Only the lonely

Even the lucky among us have looked for love in the wrong places. I remember suffering through agonizing get-to-know-each-other lunches at which we both promised to call but never did. During one traumatic blind date in the way back, I immediately nicknamed the unfortunate woman The Brontosaurus. You certainly have your own horror stories; it’s the nature of the beast.

Of course, that was in the pre-online-dating era. Since then, a profile and JPEG have become almost mandatory, although those both can be doctored. But online dating has always seemed so full of technology and devoid of honest, spontaneous feelings, and it also seems desperate.
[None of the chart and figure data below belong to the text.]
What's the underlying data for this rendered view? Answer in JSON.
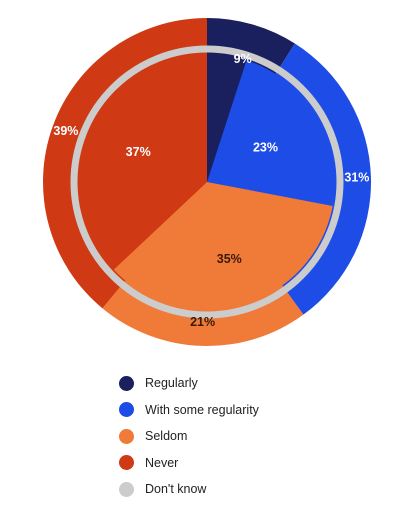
{
  "chart_data": {
    "type": "pie",
    "categories": [
      "Regularly",
      "With some regularity",
      "Seldom",
      "Never"
    ],
    "series": [
      {
        "ring": "outer",
        "values": [
          9,
          31,
          21,
          39
        ]
      },
      {
        "ring": "inner",
        "values": [
          5,
          23,
          35,
          37
        ]
      }
    ],
    "value_labels": {
      "outer": [
        "9%",
        "31%",
        "21%",
        "39%"
      ],
      "inner": [
        "",
        "23%",
        "35%",
        "37%"
      ]
    },
    "colors": [
      "#1a1f5e",
      "#1e4ce6",
      "#f07a38",
      "#cf3a14"
    ],
    "dont_know_color": "#cccccc",
    "legend": [
      {
        "label": "Regularly",
        "color": "#1a1f5e"
      },
      {
        "label": "With some regularity",
        "color": "#1e4ce6"
      },
      {
        "label": "Seldom",
        "color": "#f07a38"
      },
      {
        "label": "Never",
        "color": "#cf3a14"
      },
      {
        "label": "Don't know",
        "color": "#cccccc"
      }
    ],
    "legend_position": "bottom"
  }
}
Can’t people rely on their charm and social skills anymore? I guess not, because it is estimated that 3 million people are now trying to hook up online. Simply look at the people in the next cubicles to see who is doing it. Maybe they think they can screen out the potential dinosaurs, but they can’t. It’s all a crapshoot, online or off.

The screening process is tougher when the potential love is on another continent, in a place like Russia. And yet, it seems some for-pay services would make it simple for the modern American man just by screening out the modern American women. We’re talking about the booming Russian-bride business featured in this week’s cover story. One company’s brochure sells the aspects it thinks many American men will respond to: “Russian women are affectionate, family-oriented and, unlike American women, comfortable with their femininity.” The brochure goes on to say its women are “pleasers, rather than competitors.” OK, family values and passivity! But, of course, this run at long-distance, mail-order love is complicated and, for some, tragic.